二虎一旁恭敬地說道,“因為我們發現及時。已經讓醫官搶救過來了。”
“行,只要沒死掉就行……”
張凌川嘴里剛說完這句話,很快一陣腳步聲就朝這邊傳過來了,隨后就見韓良著急忙慌地過來了,見狀張凌川皺著眉頭道,“韓秀才,怎么這么著急忙慌呢?!”
“主上,那個出事了……”
韓良目光看著張凌川,神情有些慌張道,“鎮北王,對我們出兵了。”
“鎮北王,對我們出手……”
張凌川重復著這幾個字,原本還算平靜的臉色,瞬間沉了下去,尤其是那雙深邃的眼眸里翻涌著驚怒與冷厲。
二虎見張凌川這副模樣,下意識地縮了縮脖子,甚至連大氣都不敢喘一口,畢竟他跟了張凌川這么久,當然最清楚自家老大的脾氣,平日里看似隨性灑脫。
可一旦動了真怒,那便是雷霆手段,半點情面都不會留。
韓良卻是急得額頭冒汗道:“主上,消息是半個時辰前剛傳回來的,鎮北王麾下的先鋒軍已經到了平野縣,兵力約莫三萬,皆是精銳重甲軍,看這架勢,他們應該是想搶我們攻打下來的地盤呀!”
張凌川目光冰冷道,“鎮北王,特么的好大的胃口,竟然將主意打到我身上來了……草!!”
“主上,現在不是說這些的時候,而是如今咱們新州城已經沒有守軍了,眼下鎮北王率領大軍氣勢洶洶而來,接下來我們這可如何是好?”
“韓秀才,怕什么……不就是鎮北王嗎?咱們跟他們拼了,反正我二虎愿帶兄弟們沖在最前面……”
“哎呦,我的虎將軍……拼?咱們拿什么拼?”
韓良一臉頭疼,至于張凌川也回道,“二虎,此事不可逞匹夫之勇,因為鎮北王的兵,可是常年駐守邊境,驍勇善戰,咱們現在手上沒有一兵一卒,所以不能硬拼只能智取。

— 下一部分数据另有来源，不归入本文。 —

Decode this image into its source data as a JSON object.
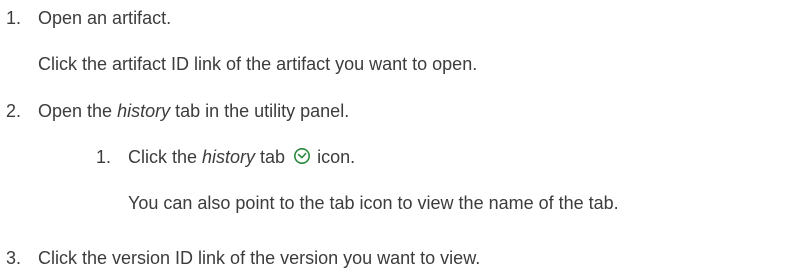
{
  "steps": [
    {
      "number": "1.",
      "text": "Open an artifact.",
      "detail": "Click the artifact ID link of the artifact you want to open."
    },
    {
      "number": "2.",
      "text_before": "Open the ",
      "text_emphasis": "history",
      "text_after": " tab in the utility panel.",
      "substeps": [
        {
          "number": "1.",
          "text_before": "Click the ",
          "text_emphasis": "history",
          "text_middle": " tab ",
          "icon": "clock-icon",
          "text_after": " icon.",
          "detail": "You can also point to the tab icon to view the name of the tab."
        }
      ]
    },
    {
      "number": "3.",
      "text": "Click the version ID link of the version you want to view."
    }
  ],
  "icon_color": "#2b8a3e"
}
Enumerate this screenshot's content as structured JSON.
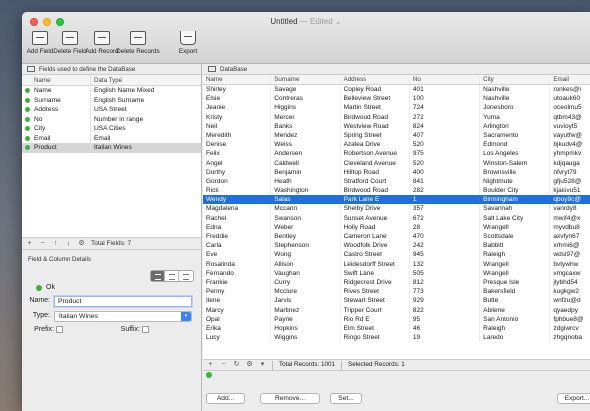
{
  "window": {
    "title": "Untitled",
    "edited": "— Edited ⌄"
  },
  "toolbar": {
    "add_field": "Add Field",
    "delete_field": "Delete Field",
    "add_record": "Add Record",
    "delete_records": "Delete Records",
    "export": "Export"
  },
  "fields_pane": {
    "header": "Fields used to define the DataBase",
    "col_name": "Name",
    "col_type": "Data Type",
    "rows": [
      {
        "name": "Name",
        "type": "English Name Mixed"
      },
      {
        "name": "Surname",
        "type": "English Surname"
      },
      {
        "name": "Address",
        "type": "USA Street"
      },
      {
        "name": "No",
        "type": "Number in range"
      },
      {
        "name": "City",
        "type": "USA Cities"
      },
      {
        "name": "Email",
        "type": "Email"
      },
      {
        "name": "Product",
        "type": "Italian Wines"
      }
    ],
    "total_fields": "Total Fields: 7"
  },
  "details": {
    "header": "Field & Column Details",
    "status": "Ok",
    "name_label": "Name:",
    "name_value": "Product",
    "type_label": "Type:",
    "type_value": "Italian Wines",
    "prefix_label": "Prefix:",
    "suffix_label": "Suffix:"
  },
  "database": {
    "header": "DataBase",
    "columns": [
      "Name",
      "Surname",
      "Address",
      "No",
      "City",
      "Email"
    ],
    "rows": [
      [
        "Shirley",
        "Savage",
        "Copley Road",
        "401",
        "Nashville",
        "ronkes@i"
      ],
      [
        "Elsie",
        "Contreras",
        "Belleview Street",
        "100",
        "Nashville",
        "utoauk60"
      ],
      [
        "Jeanie",
        "Higgins",
        "Martin Street",
        "724",
        "Jonesboro",
        "oceolmu5"
      ],
      [
        "Kristy",
        "Mercer",
        "Birdwood Road",
        "272",
        "Yuma",
        "qtbm43@"
      ],
      [
        "Neil",
        "Banks",
        "Westview Road",
        "824",
        "Arlington",
        "vuvioyt5"
      ],
      [
        "Meredith",
        "Mendez",
        "Spring Street",
        "407",
        "Sacramento",
        "vayutfw@"
      ],
      [
        "Denise",
        "Weiss",
        "Azalea Drive",
        "520",
        "Edmond",
        "bjkudv4@"
      ],
      [
        "Felix",
        "Andersen",
        "Robertson Avenue",
        "975",
        "Los Angeles",
        "yhmpmkv"
      ],
      [
        "Angel",
        "Caldwell",
        "Cleveland Avenue",
        "520",
        "Winston-Salem",
        "kdjqauga"
      ],
      [
        "Dorthy",
        "Benjamin",
        "Hilltop Road",
        "400",
        "Brownsville",
        "nfvryt79"
      ],
      [
        "Gordon",
        "Heath",
        "Stratford Court",
        "841",
        "Nightmute",
        "gfju528@"
      ],
      [
        "Rick",
        "Washington",
        "Birdwood Road",
        "282",
        "Boulder City",
        "kjaisvu51"
      ],
      [
        "Wendy",
        "Salas",
        "Park Lane E",
        "1",
        "Birmingham",
        "qboy9c@"
      ],
      [
        "Magdalena",
        "Mccann",
        "Shelby Drive",
        "357",
        "Savannah",
        "vanrdy8"
      ],
      [
        "Rachel",
        "Swanson",
        "Sunset Avenue",
        "672",
        "Salt Lake City",
        "mwif4@x"
      ],
      [
        "Edna",
        "Weber",
        "Holly Road",
        "28",
        "Wrangell",
        "myvdbu8"
      ],
      [
        "Freddie",
        "Bentley",
        "Cameron Lane",
        "470",
        "Scottsdale",
        "axvfyn67"
      ],
      [
        "Carla",
        "Stephenson",
        "Woodfolk Drive",
        "242",
        "Babbitt",
        "xrhmi6@"
      ],
      [
        "Eve",
        "Wong",
        "Castro Street",
        "945",
        "Raleigh",
        "wdsi97@"
      ],
      [
        "Rosalinda",
        "Allison",
        "Leidesdorff Street",
        "132",
        "Wrangell",
        "bvtywhw"
      ],
      [
        "Fernando",
        "Vaughan",
        "Swift Lane",
        "505",
        "Wrangell",
        "vmgcaxw"
      ],
      [
        "Frankie",
        "Curry",
        "Ridgecrest Drive",
        "812",
        "Presque Isle",
        "jlybhd54"
      ],
      [
        "Penny",
        "Mcclure",
        "Rives Street",
        "773",
        "Bakersfield",
        "kugkgw2"
      ],
      [
        "Ilene",
        "Jarvis",
        "Stewart Street",
        "929",
        "Butte",
        "wnfzu@d"
      ],
      [
        "Marcy",
        "Martinez",
        "Tripper Court",
        "822",
        "Abilene",
        "qyaedpy"
      ],
      [
        "Opal",
        "Payne",
        "Rio Rd E",
        "95",
        "San Antonio",
        "fphbue8@"
      ],
      [
        "Erika",
        "Hopkins",
        "Elm Street",
        "46",
        "Raleigh",
        "zdgiwrcv"
      ],
      [
        "Lucy",
        "Wiggins",
        "Ringo Street",
        "19",
        "Laredo",
        "zhgqnoba"
      ]
    ],
    "selected_index": 12,
    "total_records": "Total Records: 1001",
    "selected_records": "Selected Records: 1"
  },
  "buttons": {
    "add": "Add...",
    "remove": "Remove...",
    "set": "Set...",
    "export": "Export..."
  },
  "colors": {
    "selection": "#1f6fe0",
    "ok": "#3fae3a",
    "accent": "#3b82f6"
  }
}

”
二虎撓了撓頭,悻悻地退到一旁,不敢再多言,反觀張凌川卻踱步走到魚池邊,望著池水中自己模糊的倒影,指尖輕輕敲擊著石欄,腦海中飛速運轉,因為此時鎮北王大軍壓境,兵鋒正盛。
特么的一旦處理不當,整個北境都必將陷入戰火之中,百姓流離失所,尤其是他辛苦打下來的基業,也將毀于一旦。
“韓秀才,快傳蒙田……”
張凌川想到這里,突然腦子里閃過一道靈光道,“現在這個局應該只有他能破了。”